Soaring house prices led to rates increases of 50 per cent or more in boom areas like Waiheke Island at the last property revaluations in 2005.
Now, with house prices falling and more stable commercial values, businesses are bearing the brunt of the 2008 property revaluation exercise.
Even then, other levers mean household and business rates will generally rise next year at about the council's rate of inflation of 5 per cent.
The big exception are 742 rural properties, mostly on the gulf islands, where big rises in property values translate into an average rates increase of 12.6 per cent.
The council is sending out the latest revaluations to 173,000 property owners across the city this week. The figures reflect the change from July 1, 2005, to July 1, 2008. House prices continued to rise for most of this period before tapering off and starting to fall this year.
The values were produced through a mass appraisal approach, where valuers inspected about 85,000 houses from the road and used sales figures in the three months up to July 1 this year.
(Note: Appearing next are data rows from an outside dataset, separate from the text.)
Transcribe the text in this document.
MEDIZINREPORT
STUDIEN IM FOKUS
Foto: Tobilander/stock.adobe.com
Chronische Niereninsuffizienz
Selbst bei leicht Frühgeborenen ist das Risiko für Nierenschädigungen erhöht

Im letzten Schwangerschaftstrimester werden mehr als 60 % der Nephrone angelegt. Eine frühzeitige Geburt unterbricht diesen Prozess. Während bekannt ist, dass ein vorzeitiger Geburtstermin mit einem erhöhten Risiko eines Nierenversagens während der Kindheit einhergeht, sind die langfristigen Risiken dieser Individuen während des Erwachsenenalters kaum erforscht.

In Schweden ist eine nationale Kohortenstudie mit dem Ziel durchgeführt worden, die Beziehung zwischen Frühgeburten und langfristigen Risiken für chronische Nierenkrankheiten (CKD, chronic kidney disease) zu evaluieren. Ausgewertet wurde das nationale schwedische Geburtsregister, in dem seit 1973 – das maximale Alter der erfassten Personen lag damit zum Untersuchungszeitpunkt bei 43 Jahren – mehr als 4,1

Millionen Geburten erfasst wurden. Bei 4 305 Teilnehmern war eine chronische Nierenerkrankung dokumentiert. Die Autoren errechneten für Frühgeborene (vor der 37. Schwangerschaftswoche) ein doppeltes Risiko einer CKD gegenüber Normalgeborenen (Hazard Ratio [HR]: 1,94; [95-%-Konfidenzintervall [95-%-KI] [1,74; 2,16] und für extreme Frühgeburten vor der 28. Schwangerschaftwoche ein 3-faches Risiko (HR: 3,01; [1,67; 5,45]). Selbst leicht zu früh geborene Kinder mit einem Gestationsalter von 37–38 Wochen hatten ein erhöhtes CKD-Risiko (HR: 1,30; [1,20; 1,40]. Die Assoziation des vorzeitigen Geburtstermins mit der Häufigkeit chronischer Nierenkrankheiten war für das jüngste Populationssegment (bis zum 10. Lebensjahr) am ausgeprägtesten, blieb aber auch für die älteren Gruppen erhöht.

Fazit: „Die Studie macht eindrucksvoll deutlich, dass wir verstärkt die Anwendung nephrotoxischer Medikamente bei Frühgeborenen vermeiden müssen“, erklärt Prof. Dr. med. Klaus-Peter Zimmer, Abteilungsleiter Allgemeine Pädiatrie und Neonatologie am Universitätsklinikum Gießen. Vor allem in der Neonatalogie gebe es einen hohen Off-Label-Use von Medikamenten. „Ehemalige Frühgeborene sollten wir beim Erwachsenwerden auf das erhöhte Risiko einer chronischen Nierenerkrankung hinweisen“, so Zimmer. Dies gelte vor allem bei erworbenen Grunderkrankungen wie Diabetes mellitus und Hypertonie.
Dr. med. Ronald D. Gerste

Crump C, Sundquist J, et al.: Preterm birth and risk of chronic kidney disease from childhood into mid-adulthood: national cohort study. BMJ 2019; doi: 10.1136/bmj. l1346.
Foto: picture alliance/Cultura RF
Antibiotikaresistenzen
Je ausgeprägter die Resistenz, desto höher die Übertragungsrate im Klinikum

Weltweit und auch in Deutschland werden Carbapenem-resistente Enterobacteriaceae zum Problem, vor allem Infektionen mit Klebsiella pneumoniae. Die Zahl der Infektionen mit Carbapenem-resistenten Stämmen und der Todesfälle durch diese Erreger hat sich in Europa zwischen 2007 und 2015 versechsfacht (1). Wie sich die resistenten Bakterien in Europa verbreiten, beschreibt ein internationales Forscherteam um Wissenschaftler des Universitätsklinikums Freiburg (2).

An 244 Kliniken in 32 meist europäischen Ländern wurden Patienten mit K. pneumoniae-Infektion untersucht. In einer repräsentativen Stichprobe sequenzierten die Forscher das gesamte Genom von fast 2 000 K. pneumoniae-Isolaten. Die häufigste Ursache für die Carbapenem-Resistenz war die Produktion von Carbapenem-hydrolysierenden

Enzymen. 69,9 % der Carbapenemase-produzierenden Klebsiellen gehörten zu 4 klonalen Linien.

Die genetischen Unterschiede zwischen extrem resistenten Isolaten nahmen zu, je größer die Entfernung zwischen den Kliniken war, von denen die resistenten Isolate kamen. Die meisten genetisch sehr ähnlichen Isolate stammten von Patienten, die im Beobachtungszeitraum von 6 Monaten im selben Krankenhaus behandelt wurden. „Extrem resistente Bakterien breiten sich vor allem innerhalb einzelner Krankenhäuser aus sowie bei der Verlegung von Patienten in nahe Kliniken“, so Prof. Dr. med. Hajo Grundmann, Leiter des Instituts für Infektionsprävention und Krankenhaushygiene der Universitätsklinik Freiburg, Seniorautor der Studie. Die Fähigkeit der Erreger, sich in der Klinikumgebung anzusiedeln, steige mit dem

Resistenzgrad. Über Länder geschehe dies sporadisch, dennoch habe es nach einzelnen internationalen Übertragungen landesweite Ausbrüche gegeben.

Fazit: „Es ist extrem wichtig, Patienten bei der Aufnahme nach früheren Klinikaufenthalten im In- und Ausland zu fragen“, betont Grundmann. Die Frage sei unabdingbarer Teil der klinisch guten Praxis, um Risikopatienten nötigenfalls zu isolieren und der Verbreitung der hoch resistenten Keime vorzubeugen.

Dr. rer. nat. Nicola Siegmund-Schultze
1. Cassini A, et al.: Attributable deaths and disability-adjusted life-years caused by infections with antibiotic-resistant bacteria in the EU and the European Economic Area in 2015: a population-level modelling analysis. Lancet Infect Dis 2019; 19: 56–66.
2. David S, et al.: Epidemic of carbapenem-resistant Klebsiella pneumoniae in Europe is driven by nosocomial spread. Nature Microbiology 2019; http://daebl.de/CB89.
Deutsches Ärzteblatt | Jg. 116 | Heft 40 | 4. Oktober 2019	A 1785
The revaluation is done every three years for rating purposes and does not necessarily reflect current market value. The new values will be used to set rates from July 1, 2009.
The exercise does not generate any additional revenue for the council. It is used to redistribute the rates total, according to how property values increase or decrease relative to the citywide average.
This year, the citywide average is an increase of 12.5 per cent. This means that property owners whose values rise by more than 12.5 per cent face a rates increase, and vice versa.
Great Barrier Island residents face the biggest rise in rates as a result of a 39 per cent jump in property prices since 2005. Other areas to have experienced jumps of more than 20 per cent are Western Springs, Otahuhu, Pt England and Rakino Island.
On the flip side, the revaluations in Grey Lynn, New Windsor, Owairaka and Three Kings have gone up 6 or 7 per cent, so residents can expect a small drop in their rates.
Great Barrier Community Board chairman Paul Downie blamed a distortion of high property prices at Medlands Beach for the big jump in valuations. That, and low sales volumes, would be felt by most of the island's 1400 property owners who lived more modestly, he said.
In 2005, property values rose by an average of 42 per cent across the city and runaway house prices contributed to 5 per cent on average of the 13.2 per cent rates increase in 2006. The pain was greater in places like Waiheke, which experienced a 98 per cent rise in house values and rates increase of 50 per cent or more.
Finance committee chairman Doug Armstrong yesterday said there were fewer wild swings in the latest revaluations and a reflection that non-residential properties had been more stable holding their value.
Anyone not satisfied with a new valuation can lodge a formal objection with the council before December 1. In 2005, there were about 5300 objections.